JUNE 12TH, 2026

Wizz Air Sees Recovery Momentum as Grounded Fleet Returns and Growth Accelerates

Wizz Air is positioning itself for a stronger growth phase after two years of disruption caused by Pratt & Whitney GTF engine inspections, with management expressing confidence that the airline is emerging from one of the most challenging periods in its history.

Speaking during the airline’s FY2026 earnings call, CEO József Váradi said Wizz Air carried 70 million passengers during the year, up 10% year-on-year, while EBITDA increased 16%. The airline ended the fiscal year with more than €2 billion in cash and improved leverage metrics, despite continuing operational challenges linked to grounded aircraft.

The carrier has gradually reduced the number of aircraft grounded by engine inspections from 42 to 30 over the past year and expects the situation to be fully resolved by the end of 2027. Management indicated that no aircraft should remain grounded after that point, although additional spare engines will still be required to support operations.

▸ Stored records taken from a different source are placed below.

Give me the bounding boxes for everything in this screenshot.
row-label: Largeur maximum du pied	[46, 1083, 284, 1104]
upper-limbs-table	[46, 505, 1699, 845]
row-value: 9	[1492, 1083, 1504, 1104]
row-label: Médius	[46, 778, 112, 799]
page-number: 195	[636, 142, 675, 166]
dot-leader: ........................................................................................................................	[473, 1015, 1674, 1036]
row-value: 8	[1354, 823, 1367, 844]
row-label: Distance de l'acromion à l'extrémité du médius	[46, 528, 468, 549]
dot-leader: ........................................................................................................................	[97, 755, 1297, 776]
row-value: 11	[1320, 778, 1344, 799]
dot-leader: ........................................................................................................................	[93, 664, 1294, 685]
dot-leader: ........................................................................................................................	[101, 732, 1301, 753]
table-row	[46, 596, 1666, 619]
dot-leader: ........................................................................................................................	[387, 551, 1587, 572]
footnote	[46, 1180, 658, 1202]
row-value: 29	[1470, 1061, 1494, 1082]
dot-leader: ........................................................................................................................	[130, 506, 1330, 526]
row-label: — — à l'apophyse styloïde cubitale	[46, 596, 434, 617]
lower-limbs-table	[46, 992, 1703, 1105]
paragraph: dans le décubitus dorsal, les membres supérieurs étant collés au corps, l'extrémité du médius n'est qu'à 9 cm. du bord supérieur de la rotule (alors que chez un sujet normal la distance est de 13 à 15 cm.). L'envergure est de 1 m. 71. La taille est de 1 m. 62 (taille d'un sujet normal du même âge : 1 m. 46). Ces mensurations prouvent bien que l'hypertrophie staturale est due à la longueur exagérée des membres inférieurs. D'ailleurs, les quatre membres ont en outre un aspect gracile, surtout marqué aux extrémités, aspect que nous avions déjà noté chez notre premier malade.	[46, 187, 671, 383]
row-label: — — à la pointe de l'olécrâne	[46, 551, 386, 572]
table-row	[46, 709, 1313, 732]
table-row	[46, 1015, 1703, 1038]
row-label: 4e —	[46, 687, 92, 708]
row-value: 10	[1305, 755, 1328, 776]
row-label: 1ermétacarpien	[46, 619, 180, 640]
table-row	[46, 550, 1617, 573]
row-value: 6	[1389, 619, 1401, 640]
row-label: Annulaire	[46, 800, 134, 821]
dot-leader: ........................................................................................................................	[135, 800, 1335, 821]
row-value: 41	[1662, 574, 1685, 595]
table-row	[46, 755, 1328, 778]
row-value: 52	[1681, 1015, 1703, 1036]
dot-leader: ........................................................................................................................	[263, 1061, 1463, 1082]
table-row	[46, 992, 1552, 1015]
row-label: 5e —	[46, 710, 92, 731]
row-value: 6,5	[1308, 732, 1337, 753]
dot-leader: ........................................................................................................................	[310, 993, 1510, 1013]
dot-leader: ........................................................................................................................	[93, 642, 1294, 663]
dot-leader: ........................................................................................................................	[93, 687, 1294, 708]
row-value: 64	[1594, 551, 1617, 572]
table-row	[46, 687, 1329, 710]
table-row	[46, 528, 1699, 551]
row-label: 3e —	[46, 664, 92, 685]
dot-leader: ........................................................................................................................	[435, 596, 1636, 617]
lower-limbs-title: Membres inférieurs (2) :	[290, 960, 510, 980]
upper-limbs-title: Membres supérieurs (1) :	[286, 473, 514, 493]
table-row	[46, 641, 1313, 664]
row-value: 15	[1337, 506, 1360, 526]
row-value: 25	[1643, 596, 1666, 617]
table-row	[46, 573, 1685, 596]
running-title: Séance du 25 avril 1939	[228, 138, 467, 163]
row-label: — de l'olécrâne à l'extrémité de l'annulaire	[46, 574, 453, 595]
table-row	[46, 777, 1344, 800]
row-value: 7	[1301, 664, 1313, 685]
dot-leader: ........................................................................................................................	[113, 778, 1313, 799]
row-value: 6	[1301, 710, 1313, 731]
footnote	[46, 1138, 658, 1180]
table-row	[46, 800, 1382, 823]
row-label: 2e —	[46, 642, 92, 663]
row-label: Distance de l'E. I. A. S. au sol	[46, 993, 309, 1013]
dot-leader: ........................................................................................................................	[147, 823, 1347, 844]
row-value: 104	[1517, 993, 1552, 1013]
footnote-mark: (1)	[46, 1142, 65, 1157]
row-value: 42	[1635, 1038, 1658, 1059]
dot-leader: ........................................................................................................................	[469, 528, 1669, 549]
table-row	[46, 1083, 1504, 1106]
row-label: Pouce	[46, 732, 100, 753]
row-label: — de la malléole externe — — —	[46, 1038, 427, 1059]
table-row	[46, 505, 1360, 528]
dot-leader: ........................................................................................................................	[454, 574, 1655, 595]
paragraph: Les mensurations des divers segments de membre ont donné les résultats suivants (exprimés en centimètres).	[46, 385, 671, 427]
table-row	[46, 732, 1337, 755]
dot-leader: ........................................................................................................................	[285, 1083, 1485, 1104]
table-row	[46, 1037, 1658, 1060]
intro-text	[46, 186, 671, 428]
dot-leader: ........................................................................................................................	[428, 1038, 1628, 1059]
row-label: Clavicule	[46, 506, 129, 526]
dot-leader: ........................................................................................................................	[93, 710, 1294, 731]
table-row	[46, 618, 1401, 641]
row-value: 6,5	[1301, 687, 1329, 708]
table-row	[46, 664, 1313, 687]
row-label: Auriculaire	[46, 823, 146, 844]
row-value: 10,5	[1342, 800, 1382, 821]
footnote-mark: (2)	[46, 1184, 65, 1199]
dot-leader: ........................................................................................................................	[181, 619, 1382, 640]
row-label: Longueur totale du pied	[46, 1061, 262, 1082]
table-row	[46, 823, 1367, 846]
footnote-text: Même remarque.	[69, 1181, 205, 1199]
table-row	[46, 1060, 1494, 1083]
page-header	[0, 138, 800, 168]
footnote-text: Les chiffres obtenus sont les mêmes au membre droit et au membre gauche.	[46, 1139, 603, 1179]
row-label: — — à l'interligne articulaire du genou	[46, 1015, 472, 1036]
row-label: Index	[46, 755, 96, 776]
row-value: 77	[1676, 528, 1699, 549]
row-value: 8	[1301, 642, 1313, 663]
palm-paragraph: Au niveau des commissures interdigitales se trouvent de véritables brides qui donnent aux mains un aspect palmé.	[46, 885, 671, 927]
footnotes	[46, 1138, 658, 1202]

Wizz Air expects capacity growth to accelerate over the coming months as aircraft return to service and previously suspended routes are reallocated. Rather than focusing on long-haul expansion, the airline has concentrated growth in its core Central and Eastern European markets, increasing frequencies and network density on shorter routes. This strategy is designed to improve aircraft utilization, attract more business travelers, and generate growth at lower operating costs.

The airline has also completed a major strategic review of several underperforming operations. Following the closure of its Abu Dhabi venture and the shutdown of its Vienna base, management signaled that additional network adjustments could follow as Wizz Air focuses on profitability and avoids high-cost airport environments. The company confirmed it has ended plans to develop a dedicated Airbus A321XLR network and will instead deploy the aircraft within its broader A321neo operation.

Chief Financial Officer Veronika Spanarova highlighted strong cash generation during FY2026, with nearly €1 billion of free cash flow produced during the year. Fuel costs declined significantly as newer Airbus neo-family aircraft now represent 77% of the fleet, delivering lower fuel consumption and improved efficiency. Net debt-to-EBITDA improved to 3.7x from 4.4x a year earlier.

Looking ahead, Wizz Air believes the European airline industry could face significant pressure from rising fuel costs and geopolitical uncertainty. However, management sees potential opportunities emerging from market disruption, arguing that financially weaker carriers may be forced to cut capacity, creating openings for well-capitalized low-cost airlines. The company expects to continue growing while maintaining a strong cash position and remains committed to achieving double-digit net profit margins over the medium term.